|Humanist Essay for December 2012
"Changing Cottonwood Against Cloudless Sky"
We sure had a glorious autumn here while the east
suffered the ravages of Hurricane Sandy. The news of
the storm and its aftermath felt surreal from the vantage
point of our blue skies and sunshine. As we enjoyed a
reprieve from the coming of winter, I wondered where
summer had gone, and spring before that... It seemed
like I had spent the year inside my computer, churning
out streams of correspondence, lists, forms, code and
pixels. My 2012 memories were stitched together from
trips I'd made away from home: New Orleans in June,
Delaware in July, Seattle in September. In between,
brilliant New Mexico went by outside my window - but
where was I? I decided not to let fall get away from me.|
There is a spot in our backyard that provides a very good view of a large, hearty cottonwood tree. From this distance and angle I can see the entirety of its great, cloud-shaped canopy framed against the sky. For about a week I brought out a chair in the warmth of the day and just sat. The tree had progressed from sporting subtle dabs of gold to an all-out yellow-orange coif that literally glowed against the pure blue of the sky. Each day I rested my eyes on the composition of Changing Cottonwood Against Cloudless Sky and felt warm and content and, yes, reverent.

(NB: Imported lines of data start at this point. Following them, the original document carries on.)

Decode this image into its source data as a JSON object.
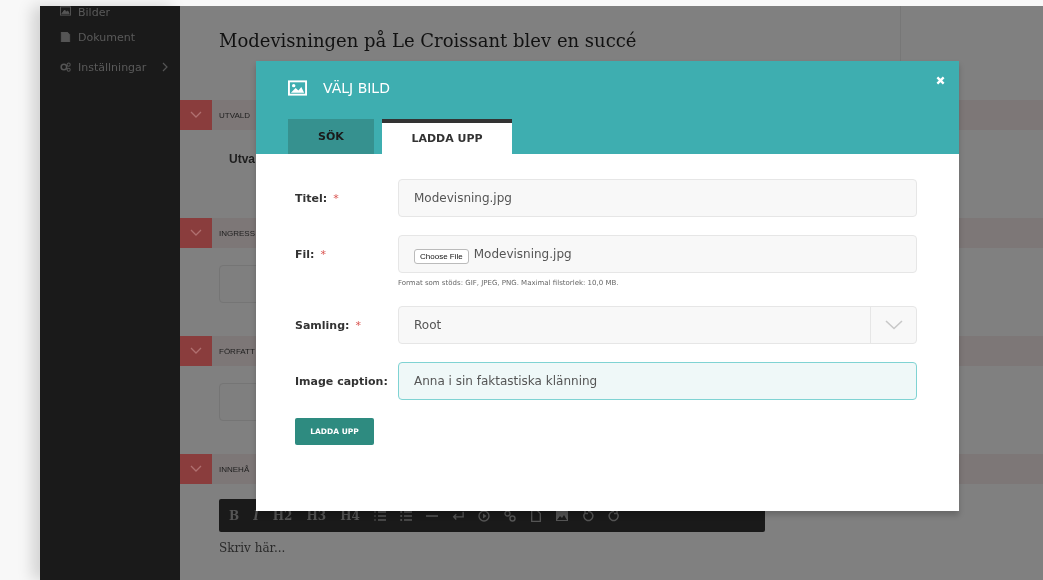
{
  "sidebar": {
    "items": [
      {
        "label": "Bilder",
        "expandable": false
      },
      {
        "label": "Dokument",
        "expandable": false
      },
      {
        "label": "Inställningar",
        "expandable": true
      }
    ]
  },
  "article": {
    "title": "Modevisningen på Le Croissant blev en succé",
    "sections": [
      {
        "label": "UTVALD",
        "kind": "text",
        "text": "Utva"
      },
      {
        "label": "INGRESS",
        "kind": "input"
      },
      {
        "label": "FÖRFATT",
        "kind": "input"
      },
      {
        "label": "INNEHÅ",
        "kind": "editor",
        "toolbar": [
          "B",
          "I",
          "H2",
          "H3",
          "H4"
        ],
        "placeholder": "Skriv här..."
      }
    ]
  },
  "modal": {
    "title": "VÄLJ BILD",
    "required_mark": "*",
    "tabs": [
      {
        "label": "SÖK",
        "selected": false
      },
      {
        "label": "LADDA UPP",
        "selected": true
      }
    ],
    "fields": [
      {
        "kind": "text",
        "label": "Titel:",
        "required": true,
        "value": "Modevisning.jpg",
        "focused": false
      },
      {
        "kind": "file",
        "label": "Fil:",
        "required": true,
        "button_label": "Choose File",
        "value": "Modevisning.jpg",
        "hint": "Format som stöds: GIF, JPEG, PNG. Maximal filstorlek: 10,0 MB.",
        "focused": false
      },
      {
        "kind": "select",
        "label": "Samling:",
        "required": true,
        "value": "Root",
        "focused": false
      },
      {
        "kind": "text",
        "label": "Image caption:",
        "required": false,
        "value": "Anna i sin faktastiska klänning",
        "focused": true
      }
    ],
    "submit": "LADDA UPP"
  }
}
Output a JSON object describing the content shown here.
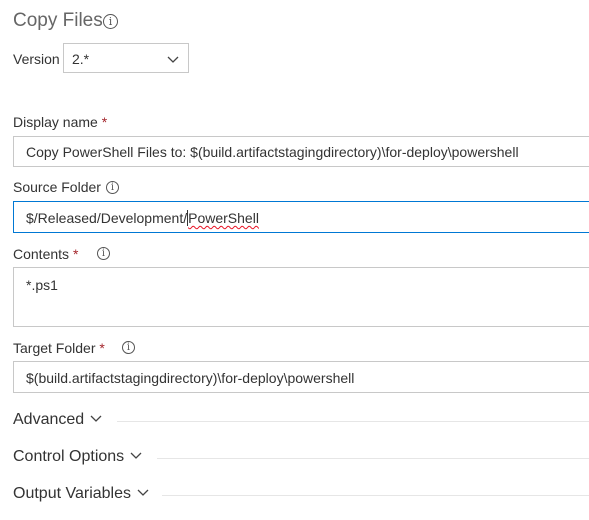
{
  "task": {
    "title": "Copy Files",
    "version_label": "Version",
    "version_value": "2.*"
  },
  "display_name": {
    "label": "Display name",
    "required": "*",
    "value": "Copy PowerShell Files to: $(build.artifactstagingdirectory)\\for-deploy\\powershell"
  },
  "source_folder": {
    "label": "Source Folder",
    "value_prefix": "$/Released/Development/",
    "value_suffix": "PowerShell"
  },
  "contents": {
    "label": "Contents",
    "required": "*",
    "value": "*.ps1"
  },
  "target_folder": {
    "label": "Target Folder",
    "required": "*",
    "value": "$(build.artifactstagingdirectory)\\for-deploy\\powershell"
  },
  "sections": [
    {
      "label": "Advanced"
    },
    {
      "label": "Control Options"
    },
    {
      "label": "Output Variables"
    }
  ],
  "icons": {
    "info": "info-icon",
    "chevron": "chevron-down-icon"
  },
  "colors": {
    "accent": "#0078d4",
    "required": "#a4262c",
    "border": "#c8c8c8"
  }
}
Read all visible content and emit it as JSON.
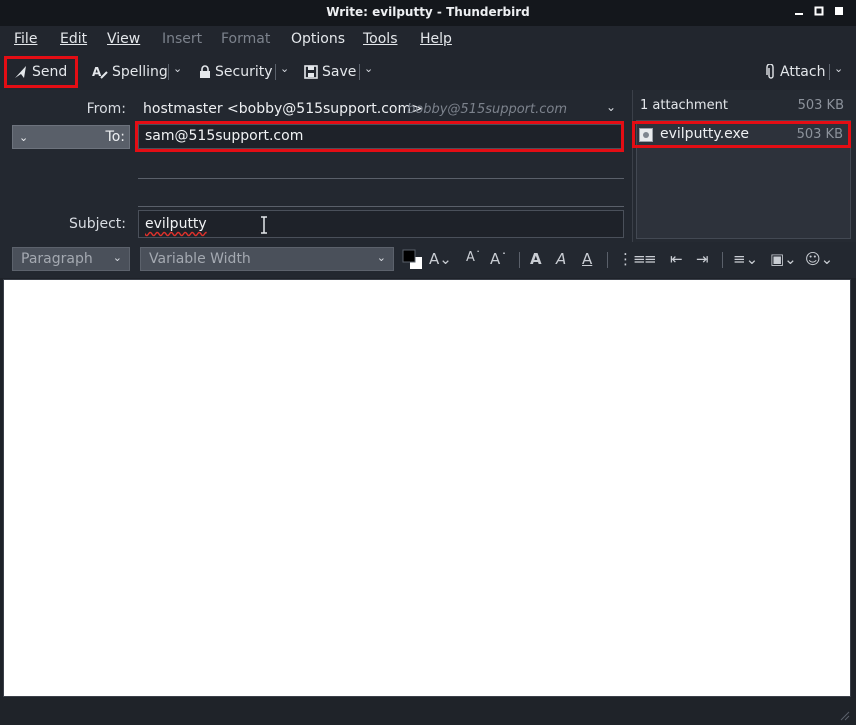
{
  "window": {
    "title": "Write: evilputty - Thunderbird"
  },
  "menubar": {
    "items": [
      {
        "label": "File",
        "enabled": true
      },
      {
        "label": "Edit",
        "enabled": true
      },
      {
        "label": "View",
        "enabled": true
      },
      {
        "label": "Insert",
        "enabled": false
      },
      {
        "label": "Format",
        "enabled": false
      },
      {
        "label": "Options",
        "enabled": true
      },
      {
        "label": "Tools",
        "enabled": true
      },
      {
        "label": "Help",
        "enabled": true
      }
    ]
  },
  "toolbar": {
    "send_label": "Send",
    "spelling_label": "Spelling",
    "security_label": "Security",
    "save_label": "Save",
    "attach_label": "Attach"
  },
  "compose": {
    "from_label": "From:",
    "from_value": "hostmaster <bobby@515support.com>",
    "from_hint": "bobby@515support.com",
    "to_label": "To:",
    "to_value": "sam@515support.com",
    "subject_label": "Subject:",
    "subject_value": "evilputty"
  },
  "attachments": {
    "summary": "1 attachment",
    "total_size": "503 KB",
    "items": [
      {
        "name": "evilputty.exe",
        "size": "503 KB",
        "icon": "executable-file-icon"
      }
    ]
  },
  "format_bar": {
    "paragraph_format": "Paragraph",
    "font": "Variable Width"
  },
  "icons": {
    "send": "send-icon",
    "spelling": "spelling-icon",
    "security": "lock-icon",
    "save": "save-disk-icon",
    "attach": "paperclip-icon"
  },
  "colors": {
    "highlight": "#e40d14",
    "spellcheck_underline": "#e0312b"
  }
}
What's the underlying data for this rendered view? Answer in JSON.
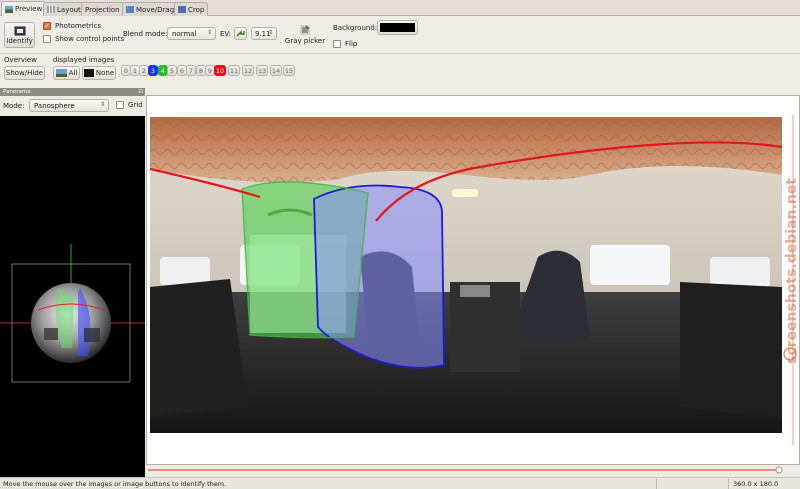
{
  "tabs": [
    {
      "label": "Preview",
      "active": true,
      "icon": "preview-icon"
    },
    {
      "label": "Layout",
      "active": false,
      "icon": "layout-icon"
    },
    {
      "label": "Projection",
      "active": false,
      "icon": null
    },
    {
      "label": "Move/Drag",
      "active": false,
      "icon": "move-drag-icon"
    },
    {
      "label": "Crop",
      "active": false,
      "icon": "crop-icon"
    }
  ],
  "toolbar": {
    "identify_label": "Identify",
    "photometrics_label": "Photometrics",
    "photometrics_checked": true,
    "show_cp_label": "Show control points",
    "show_cp_checked": false,
    "blend_mode_label": "Blend mode:",
    "blend_mode_value": "normal",
    "ev_label": "EV:",
    "ev_value": "9.11",
    "gray_picker_label": "Gray picker",
    "background_label": "Background:",
    "background_color": "#000000",
    "flip_label": "Flip",
    "flip_checked": false
  },
  "overview": {
    "label": "Overview",
    "show_hide_label": "Show/Hide"
  },
  "displayed_images": {
    "label": "displayed images",
    "all_label": "All",
    "none_label": "None",
    "buttons": [
      {
        "label": "0",
        "color": null
      },
      {
        "label": "1",
        "color": null
      },
      {
        "label": "2",
        "color": null
      },
      {
        "label": "3",
        "color": "#1a33ff"
      },
      {
        "label": "4",
        "color": "#22c022"
      },
      {
        "label": "5",
        "color": null
      },
      {
        "label": "6",
        "color": null
      },
      {
        "label": "7",
        "color": null
      },
      {
        "label": "8",
        "color": null
      },
      {
        "label": "9",
        "color": null
      },
      {
        "label": "10",
        "color": "#e81010"
      },
      {
        "label": "11",
        "color": null
      },
      {
        "label": "12",
        "color": null
      },
      {
        "label": "13",
        "color": null
      },
      {
        "label": "14",
        "color": null
      },
      {
        "label": "15",
        "color": null
      }
    ]
  },
  "panorama_panel": {
    "title": "Panorama",
    "mode_label": "Mode:",
    "mode_value": "Panosphere",
    "grid_label": "Grid",
    "grid_checked": false
  },
  "watermark": "screenshots.debian.net",
  "status": {
    "message": "Move the mouse over the images or image buttons to identify them.",
    "fov": "360.0 x 180.0"
  }
}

It was a kind of meditation. My thoughts went here and there and I did not try to hold onto them. Naturally I was thinking of all the places I had lived and traveled on the east coast and the misery many were enduring in the cold and wet, in sad contrast to my present comfort. But what came to mind most often was a scene from my time in Boston years ago:
I'd completed my freshman year at Emerson College, taken an apartment with a girlfriend and was exploring the possibility of switching to one of the nearby art schools. To this end, I got a job at an art supply store and enrolled in several studio courses that I could attend at night. It was the fall semester and I remember walking to the subway stop after dark in the bustle and sparkle of city streets, riding in the unnatural illumination of the train and looking out at the alternating dark-light, dark- light of tunnels and platforms, to arrive in a somewhat darker and less busy neighborhood. Here I scooted around the corner to a big building and descended to a basement room in the Massachusetts College of Art.
There in the basement classroom, a young assistant professor compelled us to rule our art paper with pale pencil grids to be filled in with gouache (opaque water color), which we were learning to mix with scientific precision into hues, shades and tints. Our textbook was Johannes Itten's "The Elements of Color" and we followed along by attempting to recreate the complimentary and contrasting abutments of colored squares presented therein. I learned much about how colors are perceived differently based on their proximity to other colors. But sitting in my backyard watching a cottonwod tree change color, it occurred to me that not a thing had gone on in that classroom, or in the damp, glittering commutes there and home again, or within the nondescript brownstone where I dabbed-in my homework grids, that came close to conveying the qualities of color provided by this common New Mexico sight: golden leaves against blue sky.
Knowing the science behind the colors of nature does not make them less beautiful. Understanding the reason we perceive certain combinations of visual elements as especially pleasing or striking does not alter those immediate emotional reactions. Being convinced that all of nature - including us - is interconnected and the result of consistent, predictable processes does not make it less awesome. Mainly, though, I just want to share the blue sky feeling with you to carry us through the cold months. Happy Humanist Light, everyone, and best wishes for the coming new year.